On the same July day that the UC Board of Regents cut $813 million from UC budgets - setting in motion pay cuts, layoffs and campus cutbacks - the board quietly approved pay raises, stipends and other benefits for more than two dozen executives.University officials were quick to characterize the increased pay in a positive light.
"It's really a story about cost savings," said Barbara French, a UCSF spokeswoman, adding that three people on her campus who won hefty pay increases took on new duties and deserved to be compensated.

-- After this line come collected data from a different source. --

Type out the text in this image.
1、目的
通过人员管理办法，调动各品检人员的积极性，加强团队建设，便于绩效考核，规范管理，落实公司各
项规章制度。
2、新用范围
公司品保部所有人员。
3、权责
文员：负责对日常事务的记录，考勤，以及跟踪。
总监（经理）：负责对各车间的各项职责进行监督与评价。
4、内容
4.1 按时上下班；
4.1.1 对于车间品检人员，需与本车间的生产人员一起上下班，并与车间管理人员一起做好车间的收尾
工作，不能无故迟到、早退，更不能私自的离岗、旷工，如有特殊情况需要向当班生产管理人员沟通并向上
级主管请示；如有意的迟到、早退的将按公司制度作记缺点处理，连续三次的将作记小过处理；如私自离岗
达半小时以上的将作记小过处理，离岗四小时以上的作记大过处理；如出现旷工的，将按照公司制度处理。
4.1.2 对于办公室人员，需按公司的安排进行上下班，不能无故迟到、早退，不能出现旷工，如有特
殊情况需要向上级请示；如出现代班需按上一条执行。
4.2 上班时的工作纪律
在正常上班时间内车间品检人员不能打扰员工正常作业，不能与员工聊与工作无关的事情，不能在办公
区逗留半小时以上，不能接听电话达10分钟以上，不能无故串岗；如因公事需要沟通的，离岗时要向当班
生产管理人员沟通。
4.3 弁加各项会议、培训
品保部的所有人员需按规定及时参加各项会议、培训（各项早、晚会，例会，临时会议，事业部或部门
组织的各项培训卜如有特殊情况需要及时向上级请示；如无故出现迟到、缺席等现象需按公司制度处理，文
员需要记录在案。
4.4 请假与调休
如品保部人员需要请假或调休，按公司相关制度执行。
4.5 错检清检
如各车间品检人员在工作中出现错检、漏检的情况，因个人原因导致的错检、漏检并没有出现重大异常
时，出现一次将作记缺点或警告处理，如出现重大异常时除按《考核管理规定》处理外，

It's the same ethos as the bankster bonuses and pay raises. None of them do anything for the essential functions of their institutions that couldn't be done better and cheaper by employees who have hit one of the institutional social glass ceilings. The only exceptional things these minor league compradors have to offer are their connections to each other, driven by the conviction that entrenchment is a socially beneficial entitlement. In good times, when the institutions are flush with paper wealth, there's some grumbling over that, easily dismissed as ressentiment by the anteroom clowns. In harder times, for everyone else, the elaborately fussified ad hominem dismissals get a little nastier, and the vulgar realities of chicken plucking gain immediacy.
Comments (2)
Having long ago agreed to get on its knees for business, the higher ed system is following the business order to its logical end. Tuition hikes, service cuts, salary give-aways to the overseers -- all without the slightest consideration of democratic reform.
The only thing saving these fuckers is the mad desperation of the middle-class to escape the system themselves via the progressive destruction of childhood/the great race for the perfect entrance app.
http://books.google.com/books?id=3rmmj3lKATAC&printsec=frontcover&source=gbs_v2_summary_r&cad=0#v=onepage&q=&f=false
Posted by Michael Dawson | August 23, 2009 2:48 PM
Posted on August 23, 2009 14:48
On July 16, the regents also approved requests from other campuses to pay new deans and vice chancellors higher salaries than their predecessors had earned, on grounds that this was needed to attract the brightest leaders.
Would those "brightest leaders" be from the same pool that nearly destroyed the world economy with their stupidity?